Subpoint (2), he says they can circumvent. First, this is not true. Evidence comes from Mullen in '78: "There are safeguards against such attempts," at bypassing the arming and firing circuits "involving such things as disassembly of the weapon or destruction of the core's potential to become supercritical."SO Second, evidence referred to the old system. It's '67 evidence. All evidence in lAC updates this, indicates that it is not true.
(3), He says, they will urge the leaders to eliminate them. First, they can urge them, never indicating the will-they can urge them-never indicating they will do or that they will overcome. Second, perceptions are based on information, and we can tell them, and they will change their minds.
He says, (4), they won't lose the struggle. Evidence only says that they can turn, never indicating it's a real risk. Second, the civilians can bribe them with vulnerability assistance. This also applies up in the AI subpoint. That is to say, all of this evidence he reads says they will fear increased vulnerability which does not assume the other half of the plan. If we were just running the old case, that would be one thing. We provide vulnerability assistance, and hence they will not fear decreased readiness.
He says, (5), all countries must agree. Evidence from Larus. This evidence is irrelevant. Larus is saying in the best case, if you wanted 100 percent solvency, you would need every country to agree. If you get fewer countries, you get less solvency, but it's still a comparative advantage.
He says, (6), China. He said that the safety system would have been poorly designed. Exactly our argument. They would have been poorly designed and wouldn't have had time to test which is why the superpowers should provide them to them.

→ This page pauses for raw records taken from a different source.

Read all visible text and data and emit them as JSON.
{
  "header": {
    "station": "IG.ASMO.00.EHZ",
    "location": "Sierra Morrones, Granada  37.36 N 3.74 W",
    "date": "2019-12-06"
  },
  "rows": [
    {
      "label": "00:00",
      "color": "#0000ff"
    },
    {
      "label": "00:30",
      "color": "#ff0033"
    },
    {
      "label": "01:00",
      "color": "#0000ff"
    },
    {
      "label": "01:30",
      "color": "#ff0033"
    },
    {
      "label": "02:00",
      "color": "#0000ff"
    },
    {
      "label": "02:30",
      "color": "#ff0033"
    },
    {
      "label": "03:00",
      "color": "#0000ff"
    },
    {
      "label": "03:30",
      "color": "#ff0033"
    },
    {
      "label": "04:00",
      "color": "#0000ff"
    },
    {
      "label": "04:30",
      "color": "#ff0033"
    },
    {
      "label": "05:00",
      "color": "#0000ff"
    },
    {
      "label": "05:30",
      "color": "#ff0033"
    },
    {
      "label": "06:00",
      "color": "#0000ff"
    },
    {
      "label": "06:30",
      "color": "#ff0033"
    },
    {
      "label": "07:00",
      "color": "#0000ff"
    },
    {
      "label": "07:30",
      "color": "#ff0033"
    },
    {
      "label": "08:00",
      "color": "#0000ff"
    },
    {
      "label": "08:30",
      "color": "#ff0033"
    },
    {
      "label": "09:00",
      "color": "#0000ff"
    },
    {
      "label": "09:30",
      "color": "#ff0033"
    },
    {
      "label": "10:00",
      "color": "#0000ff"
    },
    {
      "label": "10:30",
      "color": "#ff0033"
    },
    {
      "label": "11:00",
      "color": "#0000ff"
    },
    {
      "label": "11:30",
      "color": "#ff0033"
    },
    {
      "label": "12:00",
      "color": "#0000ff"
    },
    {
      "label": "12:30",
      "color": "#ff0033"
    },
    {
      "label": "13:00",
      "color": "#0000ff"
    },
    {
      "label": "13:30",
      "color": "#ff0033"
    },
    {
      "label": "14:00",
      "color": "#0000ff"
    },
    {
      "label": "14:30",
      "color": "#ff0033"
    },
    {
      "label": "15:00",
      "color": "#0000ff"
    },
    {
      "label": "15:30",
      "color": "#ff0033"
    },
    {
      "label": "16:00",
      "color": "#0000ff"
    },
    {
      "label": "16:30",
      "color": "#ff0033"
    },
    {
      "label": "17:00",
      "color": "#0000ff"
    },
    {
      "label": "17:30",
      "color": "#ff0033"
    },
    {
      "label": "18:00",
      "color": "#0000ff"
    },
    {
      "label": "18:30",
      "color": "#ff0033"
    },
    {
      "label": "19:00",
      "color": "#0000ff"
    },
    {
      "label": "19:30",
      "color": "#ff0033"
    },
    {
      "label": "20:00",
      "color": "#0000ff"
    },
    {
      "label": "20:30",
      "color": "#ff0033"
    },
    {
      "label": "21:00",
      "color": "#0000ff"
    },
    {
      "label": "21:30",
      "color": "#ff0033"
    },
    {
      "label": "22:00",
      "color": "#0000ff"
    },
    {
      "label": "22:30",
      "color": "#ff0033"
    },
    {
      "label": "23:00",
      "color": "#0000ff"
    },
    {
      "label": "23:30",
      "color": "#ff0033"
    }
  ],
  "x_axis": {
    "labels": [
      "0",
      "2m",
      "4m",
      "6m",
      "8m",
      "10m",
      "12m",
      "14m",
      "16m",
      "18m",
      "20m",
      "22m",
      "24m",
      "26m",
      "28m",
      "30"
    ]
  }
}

He says, (7), secret countries. First, there are no sanctions-we remove sanctions from the plan; hence, there is no reason to believe they would not disclose to us. Second, the plan guarantees secrecy.
He says, (8), no time to test. First, right again. Therefore, the superpowers should give them complete system. His evidence refers to indigenous technology. We can provide them complete systems. Second, this aid would fit their weapons; hence, we would not need time we would not need all the time he talked about to fit it to their weapons. Beres in '80: " ... [A]ll tactical nuclear weapons that are deployed overseas include mechanical or electrical devices which prevent their firing in the absence of a specially coded signal issued by higher command."Sl That is tactical nuclear weapons which are small nuclear weapons-got me which is just like the proliferants indicating, of course, it would apply. Also, safety applies to bombers. That's the Biddle evidence in lAC indicating it would fit their weapons, and we would not need the time.
Now, his last argument is, we would never know if the safety level has been reached. Wrong. We would give them the information, give them the superpower experience. We know these systems are OK. Now, if the military is stupid, then he's got some mileage out of this argument, but if they're at least semi-conscious, I think that they would probably like the plan.
Underview: None of this applies to vulnerability assistance, only PAL, and the plan can let them accept the one and not the other.